Any way you cut it, significant real police reform is coming to Chicago
Under Mayor Lightfoot’s plan, the Chicago Police Department would be placed under stronger, though not ultimate, civilian oversight.
It’s appropriate that Mayor Lori Lightfoot has unveiled her plan to increase civilian oversight of the Chicago police in the same week that our nation marks the one-year anniversary of the killing of George Floyd.
The outrage that followed Floyd’s death, under the knee of a Minneapolis police officer, has spurred police reform efforts across the country, including Lightfoot’s police oversight plan. Her long-awaited proposal includes many of the changes demanded by police reform advocates.
Much of the public discussion about the mayor’s plan, released on Monday, is sure to focus on where the mayor and reform activists fundamentally disagree. The mayor insists that she and future mayors must retain their authority to hire and fire the police superintendent and make major policy decisions. But two local police reform groups, who have joined together to support an alternative plan now pending in the City Council, say an elected board of civilians, not the mayor, should make those calls.

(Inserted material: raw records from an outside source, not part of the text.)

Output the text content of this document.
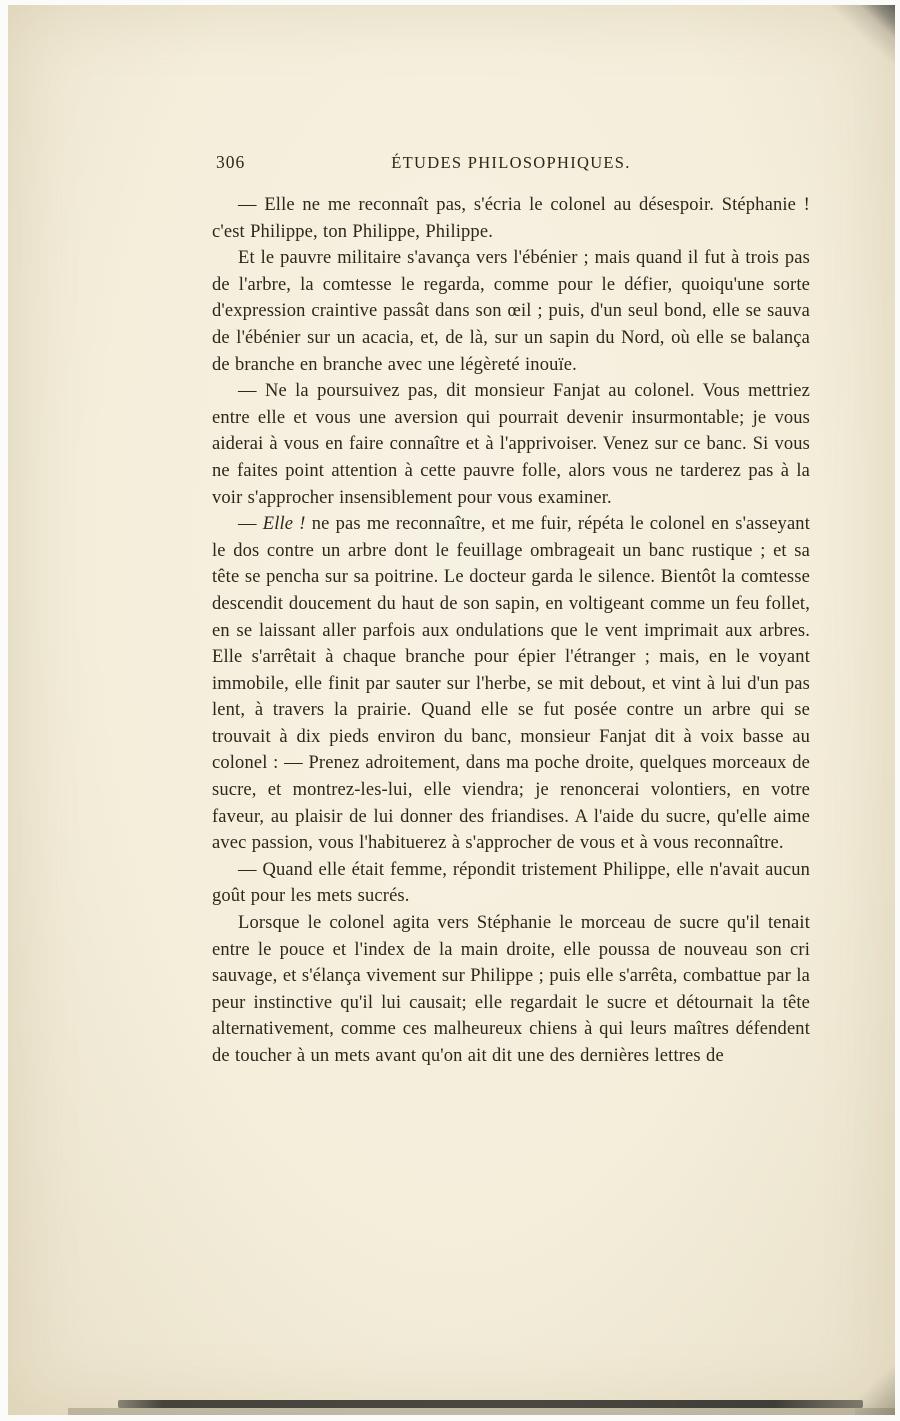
306	ÉTUDES PHILOSOPHIQUES.

— Elle ne me reconnaît pas, s'écria le colonel au désespoir. Stéphanie ! c'est Philippe, ton Philippe, Philippe.

Et le pauvre militaire s'avança vers l'ébénier ; mais quand il fut à trois pas de l'arbre, la comtesse le regarda, comme pour le défier, quoiqu'une sorte d'expression craintive passât dans son œil ; puis, d'un seul bond, elle se sauva de l'ébénier sur un acacia, et, de là, sur un sapin du Nord, où elle se balança de branche en branche avec une légèreté inouïe.

— Ne la poursuivez pas, dit monsieur Fanjat au colonel. Vous mettriez entre elle et vous une aversion qui pourrait devenir insurmontable; je vous aiderai à vous en faire connaître et à l'apprivoiser. Venez sur ce banc. Si vous ne faites point attention à cette pauvre folle, alors vous ne tarderez pas à la voir s'approcher insensiblement pour vous examiner.

— Elle ! ne pas me reconnaître, et me fuir, répéta le colonel en s'asseyant le dos contre un arbre dont le feuillage ombrageait un banc rustique ; et sa tête se pencha sur sa poitrine. Le docteur garda le silence. Bientôt la comtesse descendit doucement du haut de son sapin, en voltigeant comme un feu follet, en se laissant aller parfois aux ondulations que le vent imprimait aux arbres. Elle s'arrêtait à chaque branche pour épier l'étranger ; mais, en le voyant immobile, elle finit par sauter sur l'herbe, se mit debout, et vint à lui d'un pas lent, à travers la prairie. Quand elle se fut posée contre un arbre qui se trouvait à dix pieds environ du banc, monsieur Fanjat dit à voix basse au colonel : — Prenez adroitement, dans ma poche droite, quelques morceaux de sucre, et montrez-les-lui, elle viendra; je renoncerai volontiers, en votre faveur, au plaisir de lui donner des friandises. A l'aide du sucre, qu'elle aime avec passion, vous l'habituerez à s'approcher de vous et à vous reconnaître.

— Quand elle était femme, répondit tristement Philippe, elle n'avait aucun goût pour les mets sucrés.

Lorsque le colonel agita vers Stéphanie le morceau de sucre qu'il tenait entre le pouce et l'index de la main droite, elle poussa de nouveau son cri sauvage, et s'élança vivement sur Philippe ; puis elle s'arrêta, combattue par la peur instinctive qu'il lui causait; elle regardait le sucre et détournait la tête alternativement, comme ces malheureux chiens à qui leurs maîtres défendent de toucher à un mets avant qu'on ait dit une des dernières lettres de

We stand firmly with the mayor on this. The people of Chicago will always demand action from the mayor, not some semi-anonymous elected board, when crime rates soar or the police screw up. Strip any mayor of that most basic power — the authority to hire and fire the superintendent — and watch accountability fly out the window.
But what’s more significant, to our thinking, is the degree to which the mayor’s plan incorporates other elements of proposals by reform advocates. The police department still would be placed under stronger, though not ultimate, civilian oversight.
Under the mayor’s plan, Chicagoans would elect three-person panels in each of the city’s 22 police districts. Those panels then would nominate people to a seven-person commission, with the mayor making the final appointments.
When it becomes necessary to hire a new police superintendent, this commission would choose three candidates. Then the mayor would choose a finalist to be approved by the City Council.
Assuming those three-person panels were elected in well publicized and fair elections — assuming the fix is not in — this process for choosing a superintendent would ensure an unprecedented level of civilian participation.
The mayor also would select the heads of the Police Board and the Civilian Office of Police Accountability — and for the same good reason. As Lightfoot said Monday, “the buck” will always stop at the mayor’s office.
The seven-member commission proposed by Lightfoot would not have final say on police policy. But, as Fran Spielman of the Sun-Times reported, it would “review and approve by majority vote” any changes in in policy. The weight of that advisory function, given the likely media attention, should not be underestimated.
The commission also would have the right to “direct” COPA’s chief administrator to “investigate complaints of police misconduct.”
Negotiations will now begin to find common ground for a final police civilian oversight ordinance. Both sides will have to compromise.
But know this: One year after the murder of George Floyd, significant, real reform is coming to Chicago.